WB Report Emphasizes Need to Increase Revenues for Sustainable Investment in Kazakhstan

ASTANA – The World Bank’s latest economic update on Kazakhstan, Funding the Future: Boosting Revenues for Lasting Investments, released on Jan. 30, presents a mixed outlook for the country’s economy, with a projected acceleration of growth from 4% in 2024 to 4.5-5% in 2025, driven by increased oil production and continued fiscal support.

Photo credit: Center for Global Development.

According to the report, growth is expected to decelerate after 2025, reflecting low productivity and declining investments.

The report also states that inflation gradually decreases but remains above the target. It is expected to fall to 7.5-8% by 2025 and 6% in 2026. Nonetheless, continued fiscal expansion and increased currency volatility may sustain inflationary pressures.

The report identifies key downside risks, including declining global oil demand, prolonged fiscal expansion; and the impacts of extreme weather events on critical infrastructure and business activity.

According to the study, Kazakhstan’s tax revenues lag significantly behind its peers, limiting the funding of essential public services and long-term growth opportunities. The special topic section of the report discusses revenue mobilization reforms. 

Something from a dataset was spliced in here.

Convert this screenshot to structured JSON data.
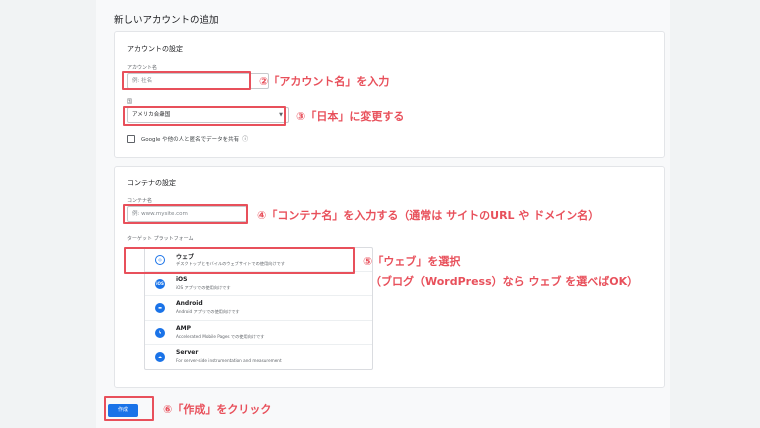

The report outlines a comprehensive tax reform agenda to address fiscal challenges. Proposed reforms include transitioning to a progressive income tax system, phasing out inefficient tax incentives, VAT reforms, aligning excise taxes with environmental goals, and enhancing tax administration.

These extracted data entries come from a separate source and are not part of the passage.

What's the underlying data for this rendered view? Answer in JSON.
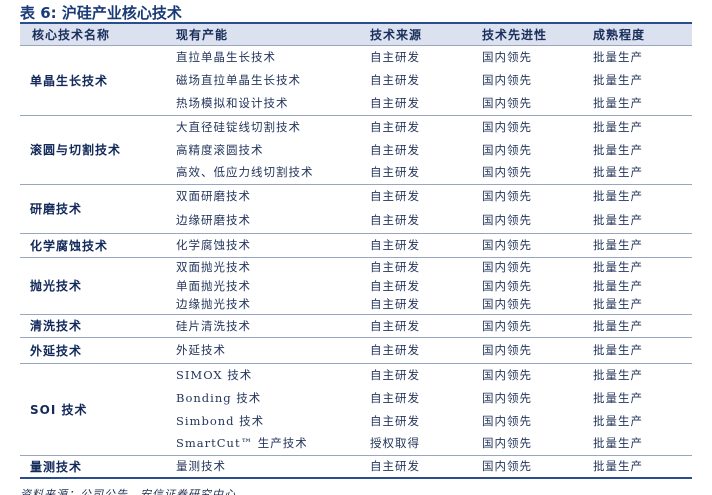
{
  "title": "表 6:  沪硅产业核心技术",
  "columns": [
    "核心技术名称",
    "现有产能",
    "技术来源",
    "技术先进性",
    "成熟程度"
  ],
  "groups": [
    {
      "name": "单晶生长技术",
      "rows": [
        [
          "直拉单晶生长技术",
          "自主研发",
          "国内领先",
          "批量生产"
        ],
        [
          "磁场直拉单晶生长技术",
          "自主研发",
          "国内领先",
          "批量生产"
        ],
        [
          "热场模拟和设计技术",
          "自主研发",
          "国内领先",
          "批量生产"
        ]
      ]
    },
    {
      "name": "滚圆与切割技术",
      "rows": [
        [
          "大直径硅锭线切割技术",
          "自主研发",
          "国内领先",
          "批量生产"
        ],
        [
          "高精度滚圆技术",
          "自主研发",
          "国内领先",
          "批量生产"
        ],
        [
          "高效、低应力线切割技术",
          "自主研发",
          "国内领先",
          "批量生产"
        ]
      ]
    },
    {
      "name": "研磨技术",
      "rows": [
        [
          "双面研磨技术",
          "自主研发",
          "国内领先",
          "批量生产"
        ],
        [
          "边缘研磨技术",
          "自主研发",
          "国内领先",
          "批量生产"
        ]
      ]
    },
    {
      "name": "化学腐蚀技术",
      "rows": [
        [
          "化学腐蚀技术",
          "自主研发",
          "国内领先",
          "批量生产"
        ]
      ]
    },
    {
      "name": "抛光技术",
      "rows": [
        [
          "双面抛光技术",
          "自主研发",
          "国内领先",
          "批量生产"
        ],
        [
          "单面抛光技术",
          "自主研发",
          "国内领先",
          "批量生产"
        ],
        [
          "边缘抛光技术",
          "自主研发",
          "国内领先",
          "批量生产"
        ]
      ]
    },
    {
      "name": "清洗技术",
      "rows": [
        [
          "硅片清洗技术",
          "自主研发",
          "国内领先",
          "批量生产"
        ]
      ]
    },
    {
      "name": "外延技术",
      "rows": [
        [
          "外延技术",
          "自主研发",
          "国内领先",
          "批量生产"
        ]
      ]
    },
    {
      "name": "SOI 技术",
      "rows": [
        [
          "SIMOX 技术",
          "自主研发",
          "国内领先",
          "批量生产"
        ],
        [
          "Bonding 技术",
          "自主研发",
          "国内领先",
          "批量生产"
        ],
        [
          "Simbond 技术",
          "自主研发",
          "国内领先",
          "批量生产"
        ],
        [
          "SmartCut™ 生产技术",
          "授权取得",
          "国内领先",
          "批量生产"
        ]
      ]
    },
    {
      "name": "量测技术",
      "rows": [
        [
          "量测技术",
          "自主研发",
          "国内领先",
          "批量生产"
        ]
      ]
    }
  ],
  "source": "资料来源：公司公告，安信证券研究中心"
}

Kazakhstan’s current infrastructure gap demands increased infrastructure investment, which is essential to drive productivity and ensure uninterrupted and resilient public services. Therefore, it is critical to ramp up revenues to provide crucial funding for long-term sustainability.

The government’s three-year fiscal plan through 2027 outlines ambitious spending increases in social assistance, healthcare, agriculture, and SME support. While oil production is set to grow, oil-related revenues are expected to remain constrained amid forecasts of stable yet modest oil prices through 2027. 

Non-oil revenues will likely benefit from improving administration efforts and ongoing digitalization efforts, but expenditure growth is projected to outpace revenue gains, widening the fiscal deficit to 3.1% in 2025 before easing slightly to 2.7% in 2026. The deficit will likely be covered by a mix of domestic borrowing, external loans, and additional withdrawals from the National Oil Fund. Public debt is projected to rise gradually from an estimated 22.2% of gross domestic product (GDP) in 2024 to 24% by 2027—still low by global standards and within manageable limits, according to the report.